К чести Ван Ронка, говорить скучно или мутно он просто не умел. Мы с ним пели одинаковые песни, а их все в самом начале исполняли певцы, которые, казалось, нащупывали слова, будто на чужом языке. Такое чувство, будто те идеалы и цели, из которых развились обстоятельства и кровопролития больше ста лет назад из-за отделения от Союза, как-то связаны с языком – по крайней мере для тех поколений, которые в это впутались. Все вдруг показалось не такой уж и глубокой древностью.
Я как-то звонил родне и трубку взял отец, спросил, где я. Я ответил, что в Нью-Йорке, столице мира. Он сказал:
– Удачная шутка.
Но это была не шутка. Нью-Йорк был магнитом, силой, притягивающей к себе объекты. Но уберите магнит – и все распадется.
У Рэя были мягкие волнистые светлые волосы, как у Джерри Ли Льюиса или евангелиста Билли Грэма – такие волосы бывают у проповедников. Евангелистов той разновидности, которую копировали первые рок-н-ролльщики, на кого эти исполнители так хотели походить. На тех, кто мог создать культ. Хотя Рэй проповедником не был, культ создать он умел, а также умел смешить. Он говорил, что если бы проповедовал фермерам, то советовал бы засевать борозды семенами любви, а затем пожинать спасение. Бизнесменам он тоже мог бы проповедовать. Говорил бы так: «Сестры и братья, в грехе нет выгоды! Жизнь вечную нельзя купить или продать». У него имелась проповедь почти для всех. Рэй был южанин и этого не стеснялся, но против рабства выступал так же, как и против Союза.

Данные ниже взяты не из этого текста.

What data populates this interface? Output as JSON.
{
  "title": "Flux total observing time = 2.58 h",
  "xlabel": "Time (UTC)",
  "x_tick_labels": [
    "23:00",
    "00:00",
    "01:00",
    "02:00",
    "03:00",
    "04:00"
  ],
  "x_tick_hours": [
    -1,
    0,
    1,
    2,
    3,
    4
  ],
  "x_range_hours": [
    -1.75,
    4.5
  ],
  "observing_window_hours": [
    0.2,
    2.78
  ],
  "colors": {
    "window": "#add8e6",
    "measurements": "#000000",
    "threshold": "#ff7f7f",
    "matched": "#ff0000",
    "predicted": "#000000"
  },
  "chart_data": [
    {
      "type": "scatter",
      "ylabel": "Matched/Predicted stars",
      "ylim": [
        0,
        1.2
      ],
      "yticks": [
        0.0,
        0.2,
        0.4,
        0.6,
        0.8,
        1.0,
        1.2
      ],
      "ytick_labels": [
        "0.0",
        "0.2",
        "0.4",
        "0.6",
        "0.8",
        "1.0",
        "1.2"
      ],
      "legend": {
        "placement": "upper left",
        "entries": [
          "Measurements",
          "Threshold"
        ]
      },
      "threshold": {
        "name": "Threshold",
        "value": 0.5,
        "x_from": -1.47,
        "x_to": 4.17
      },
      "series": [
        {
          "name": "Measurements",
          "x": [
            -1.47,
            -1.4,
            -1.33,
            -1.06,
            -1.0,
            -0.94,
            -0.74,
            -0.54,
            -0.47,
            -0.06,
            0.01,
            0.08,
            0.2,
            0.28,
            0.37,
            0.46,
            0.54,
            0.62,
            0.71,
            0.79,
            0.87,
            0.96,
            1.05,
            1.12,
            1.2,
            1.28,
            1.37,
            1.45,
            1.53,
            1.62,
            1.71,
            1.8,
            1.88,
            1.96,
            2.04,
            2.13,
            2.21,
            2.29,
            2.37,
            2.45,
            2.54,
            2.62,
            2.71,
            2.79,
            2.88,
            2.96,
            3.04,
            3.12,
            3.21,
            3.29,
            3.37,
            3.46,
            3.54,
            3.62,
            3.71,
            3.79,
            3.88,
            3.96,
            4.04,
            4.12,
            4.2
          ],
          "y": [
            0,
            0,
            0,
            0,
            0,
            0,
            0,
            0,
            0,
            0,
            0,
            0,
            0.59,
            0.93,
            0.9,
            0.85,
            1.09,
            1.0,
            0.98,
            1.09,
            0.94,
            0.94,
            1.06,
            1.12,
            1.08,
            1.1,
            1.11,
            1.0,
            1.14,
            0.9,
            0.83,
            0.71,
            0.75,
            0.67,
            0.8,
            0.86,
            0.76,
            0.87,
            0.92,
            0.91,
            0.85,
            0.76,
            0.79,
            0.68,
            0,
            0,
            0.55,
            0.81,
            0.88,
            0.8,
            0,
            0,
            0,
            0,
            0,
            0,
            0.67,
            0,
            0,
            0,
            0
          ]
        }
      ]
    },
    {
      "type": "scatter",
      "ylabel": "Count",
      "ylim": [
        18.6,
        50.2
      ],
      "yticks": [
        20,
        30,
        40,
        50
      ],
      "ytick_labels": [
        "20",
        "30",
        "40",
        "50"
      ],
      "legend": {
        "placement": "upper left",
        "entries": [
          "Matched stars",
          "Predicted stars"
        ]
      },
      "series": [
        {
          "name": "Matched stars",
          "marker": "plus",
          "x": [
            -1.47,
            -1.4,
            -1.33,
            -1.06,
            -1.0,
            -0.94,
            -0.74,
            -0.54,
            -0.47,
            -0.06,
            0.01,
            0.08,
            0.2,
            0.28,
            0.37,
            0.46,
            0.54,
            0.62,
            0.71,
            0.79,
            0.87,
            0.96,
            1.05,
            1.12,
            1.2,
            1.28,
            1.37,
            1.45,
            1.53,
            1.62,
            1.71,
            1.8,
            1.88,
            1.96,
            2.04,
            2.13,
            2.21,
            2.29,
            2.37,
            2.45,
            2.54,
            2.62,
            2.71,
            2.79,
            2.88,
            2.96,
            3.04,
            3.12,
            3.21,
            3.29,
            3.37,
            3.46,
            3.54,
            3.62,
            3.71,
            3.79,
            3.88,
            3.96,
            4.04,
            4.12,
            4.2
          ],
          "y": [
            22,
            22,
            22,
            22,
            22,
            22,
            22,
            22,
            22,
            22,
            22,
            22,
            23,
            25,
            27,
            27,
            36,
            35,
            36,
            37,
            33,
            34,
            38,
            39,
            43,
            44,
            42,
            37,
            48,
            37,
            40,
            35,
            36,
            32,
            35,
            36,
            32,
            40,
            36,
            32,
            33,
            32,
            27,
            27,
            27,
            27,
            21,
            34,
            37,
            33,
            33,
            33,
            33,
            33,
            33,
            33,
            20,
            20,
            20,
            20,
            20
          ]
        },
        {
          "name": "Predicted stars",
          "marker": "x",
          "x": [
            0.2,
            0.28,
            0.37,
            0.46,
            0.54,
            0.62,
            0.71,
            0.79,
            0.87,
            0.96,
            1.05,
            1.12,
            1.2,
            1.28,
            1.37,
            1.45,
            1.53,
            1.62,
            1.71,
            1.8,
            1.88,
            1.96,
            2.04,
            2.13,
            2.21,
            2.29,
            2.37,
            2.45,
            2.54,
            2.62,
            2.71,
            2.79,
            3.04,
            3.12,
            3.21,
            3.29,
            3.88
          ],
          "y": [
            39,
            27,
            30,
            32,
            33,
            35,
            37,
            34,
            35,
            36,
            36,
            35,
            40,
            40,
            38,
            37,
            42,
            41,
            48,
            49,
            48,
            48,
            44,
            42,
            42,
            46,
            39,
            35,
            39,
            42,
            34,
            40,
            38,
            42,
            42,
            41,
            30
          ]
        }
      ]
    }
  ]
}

– Рабство следовало объявить вне закона с самого начала, – говорил он. – Это дьявольщина. Рабская сила не дает свободным рабочим достойно зарабатывать, ее нужно было уничтожить.
Рэй был прагматик. Иногда казалось, что у него нет ни души, ни сердца.
Квартира состояла из пяти или шести комнат. В одной стояло такое роскошное бюро, крепкое, почти неуничтожимое на вид – из дуба, с секретными ящичками, сверху – двойные часы с резными нимфами и медальоном с Минервой; с механическими приспособлениями, отпирающими секретные отделения; верхние панели и позолоченные бронзовые статуэтки символизировали математику и астрономию. Невероятная вещь. Я садился к нему, чуть не вросшему в пол, вытаскивал лист бумаги и принимался строчить письмо своей двоюродной сестре Рини. Мы с Рини с детства росли вместе – ездили на одном велосипеде, «швинне» с ножным тормозом. Иногда она ходила на мои выступления, и даже вышила мне рубашку – довольно роскошную, а также сделала мне из ленточек лампасы на штаны.